OTOH, I'll bet that the "new" items are "appended" to the previous list.
Therefore, as long as I can find a "Cleared" item of the correct amount, I can
declare that it is not new and skip it. That may not be perfect, but I'll bet 
it is very close.



Re: on-line banking qif import

2000-05-09 Thread Bill Gribble

Linas Vepstas [EMAIL PROTECTED] writes:
 Sooo (sound of lightbulb turning on) isn't the right way to import
 QIF files is to run them through a reconcile-like dialogue?

That's a great idea for the "last step" of *some* QIF imports.  I think
the most common usage of the QIF importer is still a mass import from
old Quicken records, which doesn't need such a reconciliation step.  

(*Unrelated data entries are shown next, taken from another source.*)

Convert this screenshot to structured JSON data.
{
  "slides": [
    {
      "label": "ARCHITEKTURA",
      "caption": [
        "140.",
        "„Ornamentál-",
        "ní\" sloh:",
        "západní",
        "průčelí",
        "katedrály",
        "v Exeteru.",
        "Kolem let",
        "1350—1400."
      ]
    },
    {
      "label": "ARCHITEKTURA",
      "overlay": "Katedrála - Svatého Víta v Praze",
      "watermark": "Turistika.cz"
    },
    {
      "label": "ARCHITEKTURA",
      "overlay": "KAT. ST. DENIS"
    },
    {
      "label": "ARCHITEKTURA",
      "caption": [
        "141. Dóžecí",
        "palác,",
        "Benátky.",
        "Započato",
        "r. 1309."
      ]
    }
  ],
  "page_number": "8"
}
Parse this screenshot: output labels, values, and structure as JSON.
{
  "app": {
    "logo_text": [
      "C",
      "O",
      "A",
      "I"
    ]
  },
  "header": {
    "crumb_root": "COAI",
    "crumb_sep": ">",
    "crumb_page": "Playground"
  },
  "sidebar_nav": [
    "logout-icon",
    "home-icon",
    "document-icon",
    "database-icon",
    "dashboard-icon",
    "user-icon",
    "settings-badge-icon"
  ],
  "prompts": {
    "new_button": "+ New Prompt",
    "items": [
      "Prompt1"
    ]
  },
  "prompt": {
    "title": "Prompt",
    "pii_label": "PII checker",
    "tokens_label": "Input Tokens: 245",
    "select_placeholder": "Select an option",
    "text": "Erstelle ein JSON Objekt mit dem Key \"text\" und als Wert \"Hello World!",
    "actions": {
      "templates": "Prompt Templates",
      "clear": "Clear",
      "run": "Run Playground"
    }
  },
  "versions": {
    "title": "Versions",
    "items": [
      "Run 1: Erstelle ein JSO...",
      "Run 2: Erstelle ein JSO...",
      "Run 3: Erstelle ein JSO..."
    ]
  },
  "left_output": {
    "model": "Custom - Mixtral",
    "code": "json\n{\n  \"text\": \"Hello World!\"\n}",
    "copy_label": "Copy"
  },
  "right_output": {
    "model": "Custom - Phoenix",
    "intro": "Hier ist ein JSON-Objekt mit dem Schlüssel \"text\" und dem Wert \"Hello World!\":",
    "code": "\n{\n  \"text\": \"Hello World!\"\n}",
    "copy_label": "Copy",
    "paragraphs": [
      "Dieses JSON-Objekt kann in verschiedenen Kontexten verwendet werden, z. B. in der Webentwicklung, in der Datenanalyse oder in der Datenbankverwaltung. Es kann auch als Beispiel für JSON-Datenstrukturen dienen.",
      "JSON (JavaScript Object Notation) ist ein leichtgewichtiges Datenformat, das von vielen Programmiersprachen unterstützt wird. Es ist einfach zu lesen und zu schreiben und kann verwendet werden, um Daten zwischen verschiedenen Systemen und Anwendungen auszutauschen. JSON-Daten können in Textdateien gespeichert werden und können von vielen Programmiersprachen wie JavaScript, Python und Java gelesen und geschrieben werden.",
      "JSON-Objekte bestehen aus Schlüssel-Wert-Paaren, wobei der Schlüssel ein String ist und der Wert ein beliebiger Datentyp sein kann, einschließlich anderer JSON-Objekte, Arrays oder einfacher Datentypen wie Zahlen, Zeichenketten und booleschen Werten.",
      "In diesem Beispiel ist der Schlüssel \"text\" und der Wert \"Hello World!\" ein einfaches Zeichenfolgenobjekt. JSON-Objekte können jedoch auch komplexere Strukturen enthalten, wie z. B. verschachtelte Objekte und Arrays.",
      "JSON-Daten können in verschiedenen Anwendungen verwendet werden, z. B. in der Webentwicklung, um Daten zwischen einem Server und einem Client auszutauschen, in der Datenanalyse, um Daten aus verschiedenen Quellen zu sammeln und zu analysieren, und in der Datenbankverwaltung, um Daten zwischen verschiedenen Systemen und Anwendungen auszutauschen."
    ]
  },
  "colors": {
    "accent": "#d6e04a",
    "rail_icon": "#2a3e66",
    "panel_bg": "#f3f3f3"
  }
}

However, as you point out, downloading short snippets of QIF from the
bank is a pretty common operation, and for this case we need a way of
comparing the transactions that are being imported with
already-existing transactions so as to match up QIF imported ones with
ones you entered from your checkbook.

 Anyone out there using gnucash and also looking at thier bank-staements
 on-line?  What do y'all think?

I'd be interested to hear a more detailed description of how that
might work.  It seems like you would still need the step of mapping
QIF accounts to GNUcash accounts, but would just add a "pruning"
dialog which would let you match a QIF transaction with an existing
GNUcash transaction or just import it if you hadn't entered that
transaction by hand.

Bill Gribble




Re: on-line banking qif import

2000-05-09 Thread linas

It's been rumoured that Bill Gribble said:
 
 Linas Vepstas [EMAIL PROTECTED] writes:
  Sooo (sound of lightbulb turning on) isn't the right way to import
  QIF files is to run them through a reconcile-like dialogue?
 
 However, as you point out, downloading short snippets of QIF from the
 bank is a pretty common operation, and for this case we need a way of
 comparing the transactions that are being imported with
 already-existing transactions so as to match up QIF imported ones with
 ones you entered from your checkbook.

Its not just 'matching them up', its also marking them as 'tentatively 
cleared' in the reconcile dialog.   Basically, since the qif is 'just
like' a paper statement one got from the bank, it should be treated the
same way (but automated).  New transactions should be 'tentatively
added' and old transactions 'tentatively cleared', until the user can
review the contents of the 'reconcile' window, and make the changes
permanent.

---
More generically, I was looking at the reconcile window as 'a place to
review changes before they are made permanent', which one might even be
interested in having when doing mass-imports of raw data.  

--linas




Re: on-line banking qif import

2000-05-09 Thread Randolph Fritz

On Tue, May 09, 2000 at 12:50:09AM -0500, Linas Vepstas wrote:
 
 I was talking to someone about on-line banking  gnucash.  I hadn't
 thought about ti much, but a large part of on-line banking is
 reconciling statements against what the bank has.  Now, many 'online
 banks' use QIF export as a way of sending statements to users.  Sooo 
 (sound of lightbulb turning on) isn't the right way to import QIF files
 is to run them through a reconcile-like dialogue?  
 
 Anyone out there using gnucash and also looking at thier bank-staements
 on-line?  What do y'all think?
 

That's exactly what I am currently doing manually, once a week.  My
Credit Union can provide transaction records in QIF format, but there
doesn't seem to be a good way to use them with GnuCash.  One of the
things I like about this combination of services is the amount of work
it saves; errors are caught early, and there is no need to laboriously
drag through a month or more of transactions to unsnarl mistakes.